Could both be optimized somewhat using seq() and friends. I have a decent idea of how to do the second one, but am not convinced the SortA() SortD() overhead will be worthwhile, but the first is a "find the first element s.t." which is trickier (and made slightly worse by being an rtl scan, rather than an ltr scan).

Any thoughts? (Looking at you goose)

[edit]

Also, bonus problem:

Code:
      While abs(L1(L6(dim(L6
         L1(L6(dim(L6->L5(1+dim(L5
         imag(L5(dim(L5->L6(1+dim(L6
      End


The data dependencies here seem way too tightly interlaced to make good use of seq(), but I'm open to suggestions.

Code:
L6(dim(L6
While abs(L1(Ans
   L1(Ans->L5(1+dim(L5
   imag(Ans->L6(1+dim(L6
End
Can you give some examples of what these lists/strings may hold? Specifically, examples that represent the kind of cases you're most concerned about speeding up?
L1 is a huge list (see first post) encoding a radix tree. L3/L4 and L5/L6 are paired stacks representing paths from the root of the tree. Entries in L3 or L5 represent node data that has been copied from L1, and the entry at the same index in L4 or L6 is the index from which it was copied. The node data itself has two components (hence real/imag): An index to the first child, and the number of children (which are stored consecutively in the list, so you can easily iterate over a sublist to visit all children).

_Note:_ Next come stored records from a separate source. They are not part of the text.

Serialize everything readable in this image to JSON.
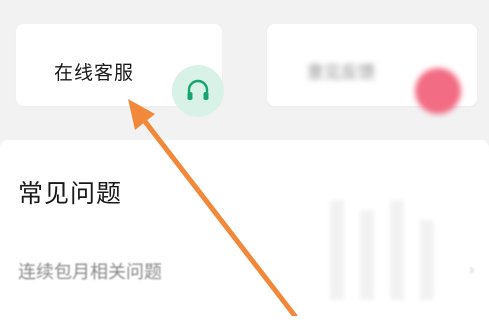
{
  "service_card": {
    "label": "在线客服",
    "icon": "headset-icon",
    "accent": "#17a46f"
  },
  "feedback_card": {
    "label": "意见反馈",
    "icon_color": "#f26c83"
  },
  "faq": {
    "title": "常见问题",
    "items": [
      {
        "label": "连续包月相关问题"
      }
    ]
  },
  "annotation": {
    "arrow_color": "#f2883a"
  }
}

The stacks will always be relatively shallow as chemical symbols top out at 3 letters.

[edit]

I should mention however that the first and third snippets I posted (the two While loops) are both inner loops that will run up to 5 times each before anything can be shown to the user, which is why they have to be pretty tight. The second snippet runs once after any letter key is pressed to potentially select a specific child node. The number of iterations there is dependent on the number of children to be inspected.

[edit 2]
Replaced the substring loop with this:

Code:
      L1(L4(dim(L4->Q
      sub(Str5,length(Str5),1
      max(seq(P(Ans=sub(Str1,P-1,1)),P,imag(Q),real(Q)-1+imag(Q
      If Ans:Then
         Ans->L4(1+dim(L4
         Q->L3(1+dim(L3
      End


The first snippet I replaced with:

Code:
      max(seq(P(L6(P)!=real(L5(P))-1+imag(L5(P))),P,1+dim(L4),dim(L6)
      max(Ans,dim(L4
      Ans->dim(L5
      Ans->dim(L6


and the third with:

Code:
      L6(dim(L6
      While abs(L1(Ans
         L1(Ans->L5(1+dim(L5
         imag(Ans->L6(1+dim(L6
      End
As previously suggested in this thread.

Also updated the UI loop to be a little more responsive, but it still feels a bit slow to offer completions, so any further suggestions would be appreciated.


I'd also like to add the ability to scroll sideways to see additional completions, but otherwise this input routine is full-featured and, barring optimizations, it's time to integrate it into an equation editor.